[Box Backup] Boxbackup for Win32 and accentuated characters

Pascal Lalonde boxbackup@fluffy.co.uk
Tue, 01 Feb 2005 14:06:38 -0500


Hi,

I've been having some problems regarding file/directory names containing
accentuated characters (which are quite common in the french version of
Windows XP).

Here is what happens:
First of all I must mention that BoxBackup does not descend in
directories with accentuated characters. Only the directory itself is
backed up, and anything under it is ignored. I get the following message
in the event viewer, for each such directory:
Backup object failed, error when reading L:\\profiles\pascal\Menu
D??marrer
(Substitute the two ?? for ISO8859-1 characters C3 and A9 respectively:
capital A with a little thing above it and the copyright symbol)
It should really be "Menu Démarrer".

Windows XP seems to store file/directory names in UTF-8. Thus,
accentuated characters are encoded on 2 bytes. For example, the letter é
(e with acute) in UTF-8 is encoded as "C3 A9" in hex.
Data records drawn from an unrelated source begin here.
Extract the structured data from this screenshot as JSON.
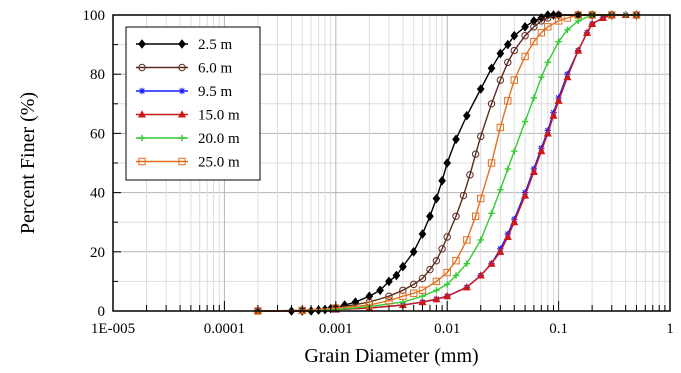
{
  "chart_data": {
    "type": "line",
    "xlabel": "Grain Diameter (mm)",
    "ylabel": "Percent Finer (%)",
    "xscale": "log",
    "xlim": [
      1e-05,
      1
    ],
    "ylim": [
      0,
      100
    ],
    "x_ticks": [
      {
        "value": 1e-05,
        "label": "1E-005"
      },
      {
        "value": 0.0001,
        "label": "0.0001"
      },
      {
        "value": 0.001,
        "label": "0.001"
      },
      {
        "value": 0.01,
        "label": "0.01"
      },
      {
        "value": 0.1,
        "label": "0.1"
      },
      {
        "value": 1,
        "label": "1"
      }
    ],
    "y_ticks": [
      {
        "value": 0,
        "label": "0"
      },
      {
        "value": 20,
        "label": "20"
      },
      {
        "value": 40,
        "label": "40"
      },
      {
        "value": 60,
        "label": "60"
      },
      {
        "value": 80,
        "label": "80"
      },
      {
        "value": 100,
        "label": "100"
      }
    ],
    "grid": true,
    "legend_position": "top-left",
    "series": [
      {
        "name": "2.5 m",
        "color": "#000000",
        "marker": "diamond-filled",
        "x": [
          0.0004,
          0.0005,
          0.0006,
          0.0007,
          0.0008,
          0.0009,
          0.001,
          0.0012,
          0.0015,
          0.002,
          0.0025,
          0.003,
          0.0035,
          0.004,
          0.005,
          0.006,
          0.007,
          0.008,
          0.009,
          0.01,
          0.012,
          0.015,
          0.02,
          0.025,
          0.03,
          0.035,
          0.04,
          0.05,
          0.06,
          0.07,
          0.08,
          0.09,
          0.1,
          0.15,
          0.2,
          0.3,
          0.5
        ],
        "y": [
          0,
          0,
          0,
          0.3,
          0.5,
          0.8,
          1,
          2,
          3,
          5,
          7,
          10,
          12,
          15,
          20,
          26,
          32,
          38,
          44,
          50,
          58,
          66,
          75,
          82,
          87,
          90,
          93,
          96,
          98,
          99,
          100,
          100,
          100,
          100,
          100,
          100,
          100
        ]
      },
      {
        "name": "6.0 m",
        "color": "#5c2a1e",
        "marker": "circle-open",
        "x": [
          0.0002,
          0.0005,
          0.001,
          0.002,
          0.003,
          0.004,
          0.005,
          0.006,
          0.007,
          0.008,
          0.009,
          0.01,
          0.012,
          0.014,
          0.016,
          0.018,
          0.02,
          0.025,
          0.03,
          0.035,
          0.04,
          0.05,
          0.06,
          0.07,
          0.08,
          0.1,
          0.15,
          0.2,
          0.3,
          0.5
        ],
        "y": [
          0,
          0.2,
          1,
          3,
          5,
          7,
          9,
          11,
          14,
          17,
          21,
          25,
          32,
          39,
          46,
          53,
          59,
          70,
          78,
          84,
          88,
          93,
          96,
          98,
          99,
          100,
          100,
          100,
          100,
          100
        ]
      },
      {
        "name": "9.5 m",
        "color": "#1a1aff",
        "marker": "star",
        "x": [
          0.0002,
          0.0005,
          0.001,
          0.002,
          0.004,
          0.006,
          0.008,
          0.01,
          0.015,
          0.02,
          0.025,
          0.03,
          0.035,
          0.04,
          0.05,
          0.06,
          0.07,
          0.08,
          0.09,
          0.1,
          0.12,
          0.15,
          0.18,
          0.2,
          0.25,
          0.3,
          0.4,
          0.5
        ],
        "y": [
          0,
          0,
          0.5,
          1,
          2,
          3,
          4,
          5,
          8,
          12,
          16,
          21,
          26,
          31,
          40,
          48,
          55,
          61,
          67,
          72,
          80,
          88,
          94,
          97,
          99,
          100,
          100,
          100
        ]
      },
      {
        "name": "15.0 m",
        "color": "#cc1a1a",
        "marker": "triangle-filled",
        "x": [
          0.0002,
          0.0005,
          0.001,
          0.002,
          0.004,
          0.006,
          0.008,
          0.01,
          0.015,
          0.02,
          0.025,
          0.03,
          0.035,
          0.04,
          0.05,
          0.06,
          0.07,
          0.08,
          0.09,
          0.1,
          0.12,
          0.15,
          0.18,
          0.2,
          0.25,
          0.3,
          0.4,
          0.5
        ],
        "y": [
          0,
          0,
          0.5,
          1,
          2,
          3,
          4,
          5,
          8,
          12,
          16,
          20,
          25,
          30,
          39,
          47,
          54,
          60,
          66,
          71,
          79,
          88,
          94,
          97,
          99,
          100,
          100,
          100
        ]
      },
      {
        "name": "20.0 m",
        "color": "#33cc33",
        "marker": "plus",
        "x": [
          0.0002,
          0.0005,
          0.001,
          0.002,
          0.004,
          0.006,
          0.008,
          0.01,
          0.012,
          0.015,
          0.02,
          0.025,
          0.03,
          0.035,
          0.04,
          0.05,
          0.06,
          0.07,
          0.08,
          0.1,
          0.12,
          0.15,
          0.2,
          0.3,
          0.4,
          0.5
        ],
        "y": [
          0,
          0.2,
          0.5,
          1.5,
          3,
          5,
          7,
          9,
          12,
          16,
          24,
          33,
          41,
          48,
          54,
          64,
          72,
          79,
          84,
          91,
          95,
          98,
          100,
          100,
          100,
          100
        ]
      },
      {
        "name": "25.0 m",
        "color": "#e07020",
        "marker": "square-open",
        "x": [
          0.0002,
          0.0005,
          0.001,
          0.002,
          0.003,
          0.004,
          0.005,
          0.006,
          0.008,
          0.01,
          0.012,
          0.015,
          0.018,
          0.02,
          0.025,
          0.03,
          0.035,
          0.04,
          0.05,
          0.06,
          0.07,
          0.08,
          0.1,
          0.12,
          0.15,
          0.2,
          0.3,
          0.5
        ],
        "y": [
          0,
          0.2,
          1,
          2,
          3.5,
          5,
          6,
          7,
          10,
          13,
          17,
          24,
          32,
          38,
          50,
          62,
          71,
          78,
          86,
          91,
          94,
          96,
          98,
          99,
          100,
          100,
          100,
          100
        ]
      }
    ]
  }
}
When browsing
files in boxquery, such name will show up with different characters, as
they are interpreted using CP850 or something like that (Windows
cmd.exe's default codepage, it seems). Instead of an e acute, you get
two symbols: the first is one of those border symbols used in old DOS
dialog-based apps, and the second is the "Registered" symbol (C3 and A9
in CP850 respectively). It is still possible though to restore such
files by restoring the parent directory (which is always the case, since
otherwise boxbackup would not descend in it). Now here's the strangest
part. Upon restore, here is what happens:

C3 becomes a capital A with the tilde above it (ISO8859-1's C3
character)
A9 becomes the Copyright symbol.

But if Windows stores filenames in UTF-8, this means that the individual
bytes were first interpreted as ISO8859-1 characters, then translated to
their UTF-8 equivalent. In fact, if you let Boxbackup take a backup of
your restored folder (now containing A-tilde and Copyright), these two
characters take 2 bytes each in the UTF-8 encoding. Upon restoring one
more time, the new folder now has 4 special characters instead of the
"é" in the first version of the folder.

Now, by rereading all this e-mail, I find it a little confusing. I think
the best way would be to try it yourself. Just create a folder with an
accentuated character in it (é for example), and let boxbackup back it
up. Then restore it. The results should be:

1) Files with accentuated characters are OK
2) Directories are restored with special characters instead of the
original accentuated character
3) Nothing below the accentuated directory is backed up

Could anyone confirm this behavior ?

I'm using boxwin0.09b on XP Pro french with a 0.09 server on OpenBSD
3.4.

Thanks,
Pascal